Les recommandations sont claires : il faut faire un dépistage tous les trois ans. Pourtant, certaines femmes le pratiquent tous les ans, tandis que d’autres ne le font jamais ou beaucoup trop rarement.

En 2010, pour lutter contre l’inégalité d’accès au dépistage, 13 départements ont décidé de mettre en place des campagnes ciblée. Le principe est d’envoyer un courrier au domicile de ces femmes qui n’ont pas fait de dépistage depuis au moins trois ans. Ces campagnes ciblées ont permis d’augmenter en moyenne le taux de participation de13% et désormais 60% des femmes participent régulièrement au dépistage dans ces départements.

De fortes disparités

Certains départements particulièrement à la traine ont bénéficié de progression encore plus nette. Dans le Cher, le taux est passé de 27% à plus de 50%. On est encore loin des 80% de participation, le seuil qui pourrait permettre de diviser par deux le nombre des nouveaux cas et la mortalité selon la haute autorité de santé publique. Même s’il est en régression depuis 30 ans en France, le cancer du col utérin touche encore près de 3.000 femmes par an et entraînent 1.000 décès par an.

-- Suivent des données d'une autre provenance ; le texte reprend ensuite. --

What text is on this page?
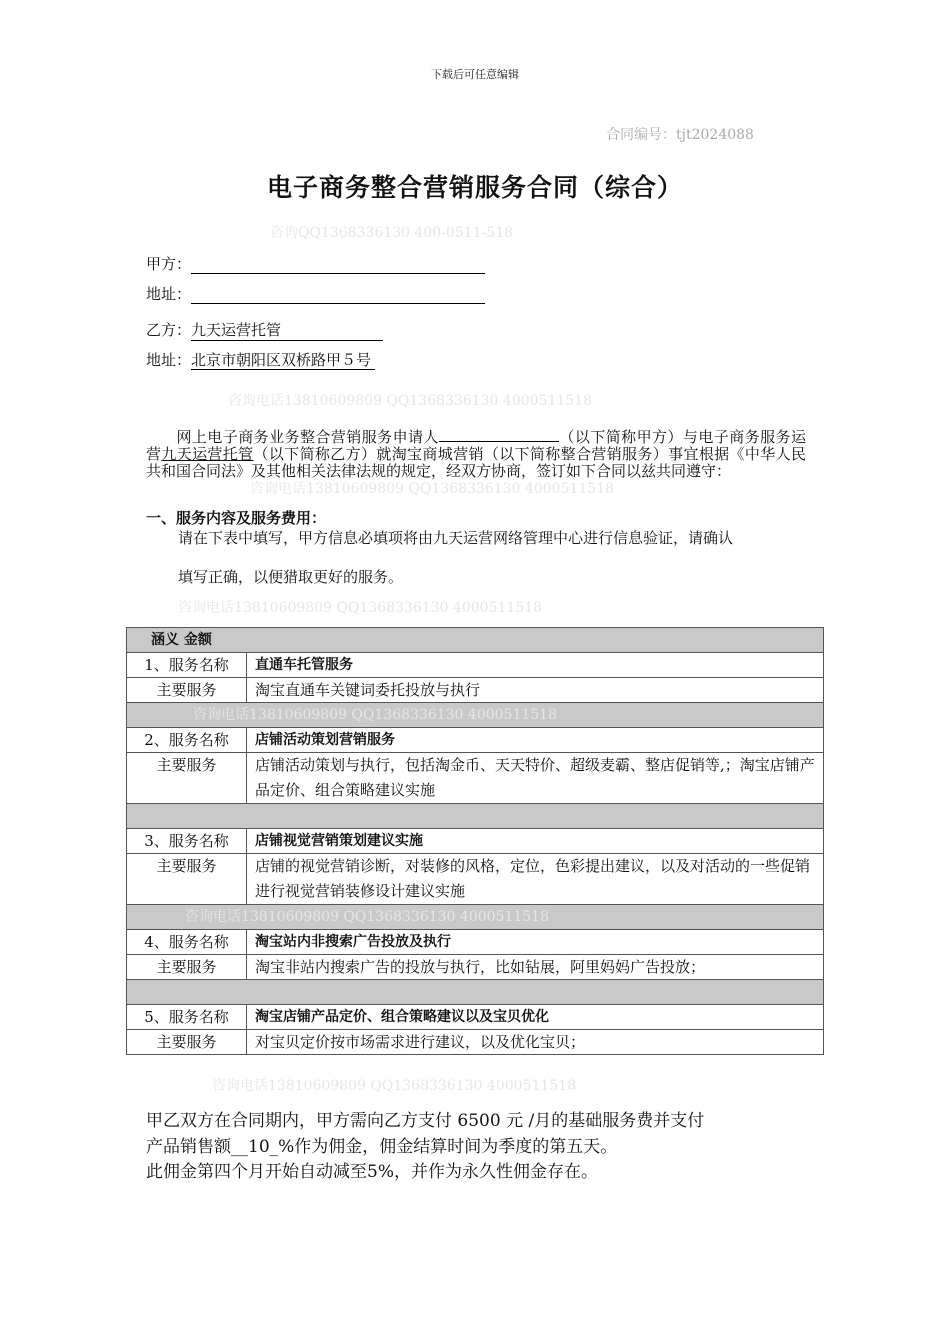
下载后可任意编辑
合同编号：tjt2024088
电子商务整合营销服务合同（综合）
咨询QQ1368336130 400-0511-518
咨询电话13810609809 QQ1368336130 4000511518
咨询电话13810609809 QQ1368336130 4000511518
咨询电话13810609809 QQ1368336130 4000511518
甲方：
地址：
乙方：九天运营托管
地址：北京市朝阳区双桥路甲５号
网上电子商务业务整合营销服务申请人	（以下简称甲方）与电子商务服务运营九天运营托管（以下简称乙方）就淘宝商城营销（以下简称整合营销服务）事宜根据《中华人民共和国合同法》及其他相关法律法规的规定，经双方协商，签订如下合同以兹共同遵守：
一、服务内容及服务费用：
请在下表中填写，甲方信息必填项将由九天运营网络管理中心进行信息验证，请确认
填写正确，以便猎取更好的服务。
涵义 金额	
1、服务名称	直通车托管服务
主要服务	淘宝直通车关键词委托投放与执行
咨询电话13810609809 QQ1368336130 4000511518	
2、服务名称	店铺活动策划营销服务
主要服务	店铺活动策划与执行，包括淘金币、天天特价、超级麦霸、整店促销等,；淘宝店铺产品定价、组合策略建议实施

3、服务名称	店铺视觉营销策划建议实施
主要服务	店铺的视觉营销诊断，对装修的风格，定位，色彩提出建议，以及对活动的一些促销进行视觉营销装修设计建议实施
咨询电话13810609809 QQ1368336130 4000511518	
4、服务名称	淘宝站内非搜索广告投放及执行
主要服务	淘宝非站内搜索广告的投放与执行，比如钻展，阿里妈妈广告投放；

5、服务名称	淘宝店铺产品定价、组合策略建议以及宝贝优化
主要服务	对宝贝定价按市场需求进行建议，以及优化宝贝；
咨询电话13810609809 QQ1368336130 4000511518
甲乙双方在合同期内，甲方需向乙方支付 6500 元 /月的基础服务费并支付
产品销售额__10_%作为佣金，佣金结算时间为季度的第五天。
此佣金第四个月开始自动减至5%，并作为永久性佣金存在。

L’origine du cancer du col de l’utérus

Ce cancer a presque toujours une origine virale. Les virus incriminés sont des papillomavirus qui se transmettent à l’occasion d’une relation sexuelle, mais leur présence ne signifie pas forcément qu’il y aura un cancer. Très souvent l’organisme infecté parvient à se débarrasser du problème tout seul. Dans le cas contraire, des lésions précancéreuses apparaissent et certaines d’entre elles vont laisser la place à un cancer.

Le dépistage

Le frottis, l’examen recommandé pour le dépistage, permet de repérer des lésions précancéreuses avant qu’elles dégénèrent. Le médecin prélève un échantillon de cellules sur l’utérus et il est analysé en laboratoire. Si des anomalies apparaissent, la patiente peut être traitée avant même de développer un cancer.

Pourtant, certaines femmes hésitent encore à se faire dépister car certaines femmes repoussent l’idée du dépistage par peur du geste médical (même s’il n’est pas douloureux) et d’autres ont du mal à trouver un gynécologue pas trop loin de chez elles et à obtenir un rendez-vous.

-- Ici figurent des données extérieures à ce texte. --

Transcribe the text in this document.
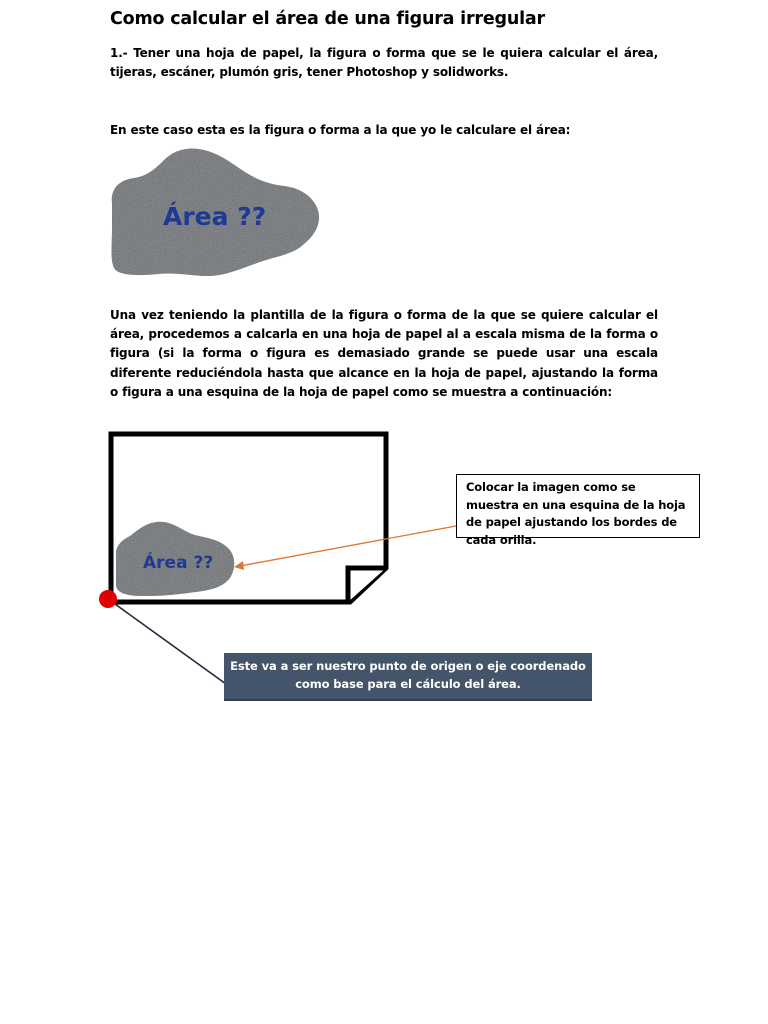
Como calcular el área de una figura irregular
1.- Tener una hoja de papel, la figura o forma que se le quiera calcular el área, tijeras, escáner, plumón gris, tener Photoshop y solidworks.
En este caso esta es la figura o forma a la que yo le calculare el área:
Área ??
Una vez teniendo la plantilla de la figura o forma de la que se quiere calcular el área, procedemos a calcarla en una hoja de papel al a escala misma de la forma o figura (si la forma o figura es demasiado grande se puede usar una escala diferente reduciéndola hasta que alcance en la hoja de papel, ajustando la forma o figura a una esquina de la hoja de papel como se muestra a continuación:
Área ??
Colocar la imagen como se muestra en una esquina de la hoja de papel ajustando los bordes de cada orilla.
Este va a ser nuestro punto de origen o eje coordenado como base para el cálculo del área.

Un dépistage complémentaire

Un dépistage complémentaire est à l’étude. C’est un auto-prélèvement qui se fait à l’aide d’un long coton tige que la patiente introduit elle-même dans son vagin, trois petits tours, et on le dépose dans un tube. Ensuite, on l’envoie au laboratoire.

Ce test par auto-prélèvement ne permet pas de repérer les lésions précancéreuses mais la présence ou nom de papillomavirus. Des essais menés en Indre-et-Loire montrent que ce dépistage est fiable à 94% et qu’il permettait de décider les femmes à faire des frottis, si la présence de papillomavirus a été détectée.